The Museums Hack Day was developed by Lucy Marder from the South East Museums Development Programme, Dr Alex Reynolds from Southampton Solent University and Chris Cooper from KnowNow Information. It was supported by Creative Networks south and Venturefest South.
Representatives from over 20 digital businesses and all four of Hampshire’s universities took up the task: to come up with innovative, financially sustainable solutions to intriguing real-world challenges brought along by six selected museums:
- King John’s House Museum and Heritage Centre: how to visualise the way this historic building would have looked in the past.
- The Lightbox Museum and Gallery: how to reach younger audiences.
- Maidenhead Heritage Centre: how to tell dynamic transport stories without the use of moving objects.
- Mary Rose Museum: how to create virtual access to collections hidden in reserve stores.

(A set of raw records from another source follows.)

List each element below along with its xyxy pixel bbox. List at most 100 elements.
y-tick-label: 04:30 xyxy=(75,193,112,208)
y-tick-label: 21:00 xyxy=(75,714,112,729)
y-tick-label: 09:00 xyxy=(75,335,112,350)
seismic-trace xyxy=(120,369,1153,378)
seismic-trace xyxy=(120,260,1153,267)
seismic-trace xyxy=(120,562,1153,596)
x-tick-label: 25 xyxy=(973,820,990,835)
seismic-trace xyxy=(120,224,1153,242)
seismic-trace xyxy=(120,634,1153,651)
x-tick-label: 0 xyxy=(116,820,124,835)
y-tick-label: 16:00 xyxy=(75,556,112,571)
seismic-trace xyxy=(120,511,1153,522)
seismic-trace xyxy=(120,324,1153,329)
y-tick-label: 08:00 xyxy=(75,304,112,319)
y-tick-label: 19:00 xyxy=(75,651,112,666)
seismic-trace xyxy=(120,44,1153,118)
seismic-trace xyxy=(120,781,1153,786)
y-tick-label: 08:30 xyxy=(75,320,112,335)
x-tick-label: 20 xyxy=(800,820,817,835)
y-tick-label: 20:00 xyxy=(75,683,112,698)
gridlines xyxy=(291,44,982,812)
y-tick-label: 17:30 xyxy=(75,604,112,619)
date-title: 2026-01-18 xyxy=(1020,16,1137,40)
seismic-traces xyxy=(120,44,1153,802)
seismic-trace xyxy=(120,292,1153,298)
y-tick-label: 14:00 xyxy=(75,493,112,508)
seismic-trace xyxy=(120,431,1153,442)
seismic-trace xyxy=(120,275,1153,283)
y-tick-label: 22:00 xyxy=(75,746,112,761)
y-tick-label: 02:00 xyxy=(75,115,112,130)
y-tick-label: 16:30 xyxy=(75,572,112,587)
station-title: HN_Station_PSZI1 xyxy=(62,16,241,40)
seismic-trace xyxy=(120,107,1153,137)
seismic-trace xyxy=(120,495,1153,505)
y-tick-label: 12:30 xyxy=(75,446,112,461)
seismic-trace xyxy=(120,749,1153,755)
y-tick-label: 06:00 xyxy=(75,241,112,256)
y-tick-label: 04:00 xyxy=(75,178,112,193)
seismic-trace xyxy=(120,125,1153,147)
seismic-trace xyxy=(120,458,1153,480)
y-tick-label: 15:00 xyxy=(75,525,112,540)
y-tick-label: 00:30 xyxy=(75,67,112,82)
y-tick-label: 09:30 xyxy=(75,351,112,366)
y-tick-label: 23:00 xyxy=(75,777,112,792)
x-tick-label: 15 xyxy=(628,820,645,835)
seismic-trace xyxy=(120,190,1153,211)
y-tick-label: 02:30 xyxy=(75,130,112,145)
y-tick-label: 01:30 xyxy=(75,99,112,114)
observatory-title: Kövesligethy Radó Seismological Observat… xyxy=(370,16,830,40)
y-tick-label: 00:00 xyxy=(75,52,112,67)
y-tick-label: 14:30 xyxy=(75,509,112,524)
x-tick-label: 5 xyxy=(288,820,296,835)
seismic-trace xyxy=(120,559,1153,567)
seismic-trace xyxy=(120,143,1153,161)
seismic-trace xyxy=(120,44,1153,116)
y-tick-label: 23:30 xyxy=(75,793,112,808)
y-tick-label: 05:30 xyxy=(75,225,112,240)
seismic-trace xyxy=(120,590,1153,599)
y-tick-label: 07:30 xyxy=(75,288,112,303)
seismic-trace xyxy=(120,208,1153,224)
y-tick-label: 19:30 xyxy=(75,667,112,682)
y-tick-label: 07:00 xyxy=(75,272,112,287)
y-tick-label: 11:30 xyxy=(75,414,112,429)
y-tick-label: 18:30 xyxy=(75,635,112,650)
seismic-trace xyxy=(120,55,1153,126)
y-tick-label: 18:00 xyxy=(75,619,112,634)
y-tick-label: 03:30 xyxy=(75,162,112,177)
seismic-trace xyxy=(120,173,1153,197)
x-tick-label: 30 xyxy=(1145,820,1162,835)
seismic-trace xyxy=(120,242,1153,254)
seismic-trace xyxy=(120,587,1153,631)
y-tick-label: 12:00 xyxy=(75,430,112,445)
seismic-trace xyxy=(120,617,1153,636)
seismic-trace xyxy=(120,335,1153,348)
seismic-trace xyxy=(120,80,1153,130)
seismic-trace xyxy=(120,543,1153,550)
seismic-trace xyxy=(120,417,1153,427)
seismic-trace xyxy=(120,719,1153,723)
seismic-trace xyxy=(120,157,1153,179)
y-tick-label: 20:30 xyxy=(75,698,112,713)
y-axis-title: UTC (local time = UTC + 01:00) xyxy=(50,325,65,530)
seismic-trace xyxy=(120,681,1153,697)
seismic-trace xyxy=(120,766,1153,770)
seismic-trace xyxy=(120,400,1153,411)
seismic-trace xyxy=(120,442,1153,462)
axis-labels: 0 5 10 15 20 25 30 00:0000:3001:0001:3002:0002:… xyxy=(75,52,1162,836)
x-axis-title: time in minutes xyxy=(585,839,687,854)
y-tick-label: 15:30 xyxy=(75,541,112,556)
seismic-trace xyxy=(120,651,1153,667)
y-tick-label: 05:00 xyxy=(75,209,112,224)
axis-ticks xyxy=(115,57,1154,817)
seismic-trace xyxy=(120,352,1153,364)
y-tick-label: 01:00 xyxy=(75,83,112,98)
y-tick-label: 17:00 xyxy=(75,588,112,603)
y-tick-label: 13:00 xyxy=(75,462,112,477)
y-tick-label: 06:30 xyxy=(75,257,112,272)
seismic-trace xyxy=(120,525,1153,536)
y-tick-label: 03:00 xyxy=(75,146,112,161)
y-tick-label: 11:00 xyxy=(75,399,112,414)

- Pendon Museum: how to make better use of the existing website to develop and monetise relationships with ‘virtual’ visitors.
- Southampton Arts and Heritage: how to ensure that resource intensive temporary exhibitions have a continued legacy.
Six groups worked to take on the challenges set out by the museums in a day of intensive activity, in a bid to win £2,000 and business advice support provided free by Southampton Solent University to develop a minimum viable product (MVP). This MVP will then be used to attract more funding and support for further development.
Each group pitched its work to a panel of judges which was on the lookout for the project which would best:
- Showcase local digital and creative talent
- Raise the profile of the South’s cultural offer
- Address the key challenge expressed by museums
- Advance best practice in the museums sector
- Enable collaboration, sharing and economies of scale
- Draw sustainable financial investment into the cultural sector
After long deliberation, the panel of judges announce the winning team representing The Lightbox Museum and Gallery was announced the winner of the event, for their project, #ThinkOutsideTheLightbox.
Ed Gould, creative director at Carswell Gould, helped support the teams and pick a winner, and said: “Judging the ideas proved that when creative people from different sectors collaborate great things can happen. Well done to everyone involved and I can’t wait to see the Lightbox team’s ideas come to fruition”
IBM design intern Chloe Poulter, Professor Graeme Earl of University of Southampton, commercial artists Sam Allen and Dave Slater, managing director of touchscreen specialists InfoAktiv worked as a highly effective team alongside the museum’s Lauren Jones, Beth Hopper and Amy Plewis to propose the concept of using an interactive multimedia booth in a high-footfall location in the town centre to reach out to the target audience and engage non-visitors.
The project would see members of the public use their smart phones to take images that then become part of the exhibition in the gallery in a bid to involve the community and drive footfall.
“It was a brilliant event,” said Emma May of Emmerse Studios. “I’m really pleased to have been part of it, and have thoroughly enjoyed working with other techies to solve real-world problems.”
The winners will now be able to develop their idea further with access to a support package from Southampton Solent University and a seed funding pot.